Elle jouera le love interest du personnage principal et l’assistante d’Anthony Royal, l’architecte de l’immeuble vivant dans le penthouse, auquel Jeremy Irons prêtera ses traits. Le charisme dur de l’acteur le fait particulièrement remarquer dans ses rôles d’autorité, mais au risque de confiner à la caricature (son rôle dans Donjons et Dragons est bien connu à ce titre) quand l’écriture et la direction ne savent pas en faire usage.
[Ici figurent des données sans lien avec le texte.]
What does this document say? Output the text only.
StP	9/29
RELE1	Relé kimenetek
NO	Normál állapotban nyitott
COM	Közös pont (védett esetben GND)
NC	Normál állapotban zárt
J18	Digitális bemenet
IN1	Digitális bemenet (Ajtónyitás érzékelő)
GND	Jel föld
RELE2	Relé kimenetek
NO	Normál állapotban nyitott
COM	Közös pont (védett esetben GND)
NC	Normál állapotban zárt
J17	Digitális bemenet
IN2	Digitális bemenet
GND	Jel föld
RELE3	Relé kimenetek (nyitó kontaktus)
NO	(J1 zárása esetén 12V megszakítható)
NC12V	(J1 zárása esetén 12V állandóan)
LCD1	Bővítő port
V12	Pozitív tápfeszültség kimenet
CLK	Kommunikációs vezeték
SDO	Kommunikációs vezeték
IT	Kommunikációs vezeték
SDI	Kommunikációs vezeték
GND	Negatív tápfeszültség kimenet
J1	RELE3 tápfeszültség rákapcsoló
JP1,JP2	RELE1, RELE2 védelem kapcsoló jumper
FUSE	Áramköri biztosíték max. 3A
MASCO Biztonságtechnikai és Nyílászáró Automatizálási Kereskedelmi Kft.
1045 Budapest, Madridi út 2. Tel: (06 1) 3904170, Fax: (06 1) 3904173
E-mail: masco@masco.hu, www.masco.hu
Rappelons qu’il était parfait dans Margin Call en directeur de Lehmann Brothers, donc en toute-puissance capitaliste ébréchée par la crise, rôle qui peut faire songer à celui qui sera le sien dans High-Rise, mais on continue d’espérer que l’occasion lui sera donnée de jouer, de sortir de l’hiératisme auquel il semble presque condamné.

En ce qui concerne la bande-son, Wheatley a fait un choix étonnamment prévisible à en juger d’après le psychédélisme de la bande-annonce, mais qui n’en est pas moins parfaitement stimulant : c’est Clint Mansell qui la composera. Si son nom est associé à Mass Effect 3 et à tous les films de Darren Aronofsky, de Pi à Noé, il est surtout connu pour son impressionnant travail sur Requiem for a dream, dont l’ambiance paraît assez bien coller aux premières images de High-Rise, les délires de la drogue laissant leur place aux délires des pulsions libérées de tout carcan social.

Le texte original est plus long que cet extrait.